Shiho memejamkan matanya.

"Bagaimana kalau aku telah jatuh cinta padamu sebelum mengomsumsi antidote itu? Tak ada hubungannya Ran dengan ini." gumam detektif itu.

"Tidak mungkin." Suara Shiho terasa dingin dan tajam menusuk hati. Shinichi menghela nafas.

"Shiho… setelah residu antidote lama sudah terhapus, ada efek sampingnya bukan?"

"Apa maksudmu?" tanya Shiho cepat.

"Apoptosis adalah kematian sel terprogram. Antidote dibuat untuk berlawanan dengan kerja APTX yaitu membunuh selnya sendiri untuk mempercepat regenerasi sel kembali menjadi tubuh semula sebelum mengonsumsi APTX 4869. Berarti antidote baru yang kau buat itu menghapus semua ingatan anditode lama."

"Benar."

"Jadi setelah kita mengonsumsi antidote itu, kita akan saling melupakan satu sama lainnya." Suara Shinichi bergetar.

"Benar…" bisik Shiho lagi.

Dipegangnya tangan Shinichi yang masih tetap membelai pipinya dengan lembut, lalu diletakkannya di genggaman tangannya sendiri. "Maafkan aku, Kudo. Ini jalan terbaik buat kita semua."

"Bagaimana kalau perasaanku—perasaan kita sama sekali tidak ada hubungannya dengan antidote itu?" tanya Shinichi pelan.

"Aku tak punya jalan lain lagi, Kudo."

"Aku tak ingin melupakanmu. Sialan! Aku tak percaya semua omong kosongmu!" bentak Shinichi. Kemarahannya kembali. Ditariknya tangannya dari genggaman Shiho."Kau ingin membuatku melupakanmu. Kau kejam, Shiho. KAU SANGAT KEJAM."

Gadis itu terpekur.

"Aku tak akan pernah mengonsumsi antidotemu. Dan jangan berani-beraninya kau menaruhnya di makanan atau minumanku tanpa sepengetahuanku." Bentak Shinichi lagi. Dia benar-benar marah sekarang. Dia tau kalau Shiho benar-benar menginginkan sesuatu, tak ada yang bisa mengubahnya. Walau keinginan gadis itu bertentangan dengan dirinya, betapa dia ingin meyakinkan kalau apa yang ada di teori itu benar-benar salah. Dia sama sekali tidak percaya kalau ada hubungan reaksi kimia cinta antara mereka dengan efek samping antidote itu. Dia bukan pria bodoh. Dia tau kalau dia tidak mengikuti keinginan Shiho, gadis itu akan melakukannya juga, memberinya antidote secara diam-diam. Tapi kali ini dia tidak akan menyerah, sebelum dia memperoleh apa yang diinginkannya selama ini.

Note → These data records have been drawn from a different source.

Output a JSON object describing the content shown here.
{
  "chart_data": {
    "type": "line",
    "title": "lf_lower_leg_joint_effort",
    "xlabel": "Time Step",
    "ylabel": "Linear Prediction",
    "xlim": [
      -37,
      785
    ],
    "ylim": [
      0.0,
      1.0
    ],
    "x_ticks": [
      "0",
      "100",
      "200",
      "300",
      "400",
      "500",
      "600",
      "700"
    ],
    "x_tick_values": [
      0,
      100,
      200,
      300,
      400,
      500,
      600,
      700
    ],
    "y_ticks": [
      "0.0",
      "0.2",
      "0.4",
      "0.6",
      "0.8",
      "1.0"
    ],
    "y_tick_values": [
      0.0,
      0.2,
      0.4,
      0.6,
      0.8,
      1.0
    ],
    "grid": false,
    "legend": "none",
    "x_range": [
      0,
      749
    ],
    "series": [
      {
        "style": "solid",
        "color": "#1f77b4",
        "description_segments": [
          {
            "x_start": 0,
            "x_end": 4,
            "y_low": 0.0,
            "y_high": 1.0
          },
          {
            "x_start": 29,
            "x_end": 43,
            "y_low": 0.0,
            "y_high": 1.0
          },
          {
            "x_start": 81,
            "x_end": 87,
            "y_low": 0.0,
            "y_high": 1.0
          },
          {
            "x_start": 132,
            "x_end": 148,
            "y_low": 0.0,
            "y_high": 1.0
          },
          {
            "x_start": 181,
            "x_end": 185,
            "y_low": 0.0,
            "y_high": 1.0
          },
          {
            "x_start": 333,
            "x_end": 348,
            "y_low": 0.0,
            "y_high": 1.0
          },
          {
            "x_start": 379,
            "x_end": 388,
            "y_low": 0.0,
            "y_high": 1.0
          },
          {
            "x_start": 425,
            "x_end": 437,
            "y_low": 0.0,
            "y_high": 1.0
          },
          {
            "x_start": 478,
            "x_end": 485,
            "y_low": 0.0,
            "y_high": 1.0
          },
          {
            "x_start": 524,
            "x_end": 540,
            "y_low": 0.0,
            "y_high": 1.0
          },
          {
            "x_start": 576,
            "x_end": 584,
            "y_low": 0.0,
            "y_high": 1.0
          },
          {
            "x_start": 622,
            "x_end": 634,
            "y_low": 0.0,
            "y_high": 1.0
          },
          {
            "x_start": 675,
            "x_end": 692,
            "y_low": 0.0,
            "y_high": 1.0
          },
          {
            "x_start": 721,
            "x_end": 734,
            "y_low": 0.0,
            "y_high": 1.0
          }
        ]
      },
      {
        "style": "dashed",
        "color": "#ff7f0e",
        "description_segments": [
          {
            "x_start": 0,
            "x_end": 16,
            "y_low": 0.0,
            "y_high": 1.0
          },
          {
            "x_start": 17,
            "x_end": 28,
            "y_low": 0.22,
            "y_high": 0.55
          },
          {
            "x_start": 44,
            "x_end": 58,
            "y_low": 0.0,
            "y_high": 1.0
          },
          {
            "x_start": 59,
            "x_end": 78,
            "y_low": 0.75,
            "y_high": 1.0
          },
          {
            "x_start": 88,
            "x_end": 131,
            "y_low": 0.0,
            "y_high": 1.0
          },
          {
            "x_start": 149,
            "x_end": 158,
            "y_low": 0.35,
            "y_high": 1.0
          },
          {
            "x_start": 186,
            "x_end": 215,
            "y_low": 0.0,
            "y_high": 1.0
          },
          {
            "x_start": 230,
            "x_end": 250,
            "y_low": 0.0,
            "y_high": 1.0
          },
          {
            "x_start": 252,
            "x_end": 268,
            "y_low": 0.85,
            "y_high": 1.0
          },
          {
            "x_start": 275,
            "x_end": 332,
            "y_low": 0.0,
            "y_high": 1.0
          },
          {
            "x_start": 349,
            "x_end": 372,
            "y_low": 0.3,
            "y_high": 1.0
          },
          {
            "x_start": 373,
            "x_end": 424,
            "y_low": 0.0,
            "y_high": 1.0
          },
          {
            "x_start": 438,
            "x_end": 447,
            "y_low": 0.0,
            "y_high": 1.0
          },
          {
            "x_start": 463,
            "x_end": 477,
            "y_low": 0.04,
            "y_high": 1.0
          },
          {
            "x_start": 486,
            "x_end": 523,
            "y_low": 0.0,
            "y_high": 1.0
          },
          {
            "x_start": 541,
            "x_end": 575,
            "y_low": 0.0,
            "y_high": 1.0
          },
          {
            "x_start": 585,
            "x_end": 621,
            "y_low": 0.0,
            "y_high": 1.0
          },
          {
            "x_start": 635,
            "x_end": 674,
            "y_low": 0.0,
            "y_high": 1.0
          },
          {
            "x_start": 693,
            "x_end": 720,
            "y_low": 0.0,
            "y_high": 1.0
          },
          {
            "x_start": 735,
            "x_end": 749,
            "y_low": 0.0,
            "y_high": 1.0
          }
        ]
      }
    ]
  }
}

Shiho yang tak pernah melihat kegusaran Shinichi, mengigit bibirnya dengan gemetar, menahan air matanya yang mulai mengancam di sudut-sudut matanya.

"Kau harus menggunakan antidote itu, Kudo. Kau harus kembali pada Ran-san."

"Dia tak pernah mengerti diriku seperti dirimu. Selama dua tahun ini, aku mencoba memahaminya—karena kupikir aku telah berjanji padanya untuk selalu kembali padanya. Aku tak sanggup lagi, Shiho. Kau ingin melihatku mati perlahan-lahan?" tanya Shinichi serak.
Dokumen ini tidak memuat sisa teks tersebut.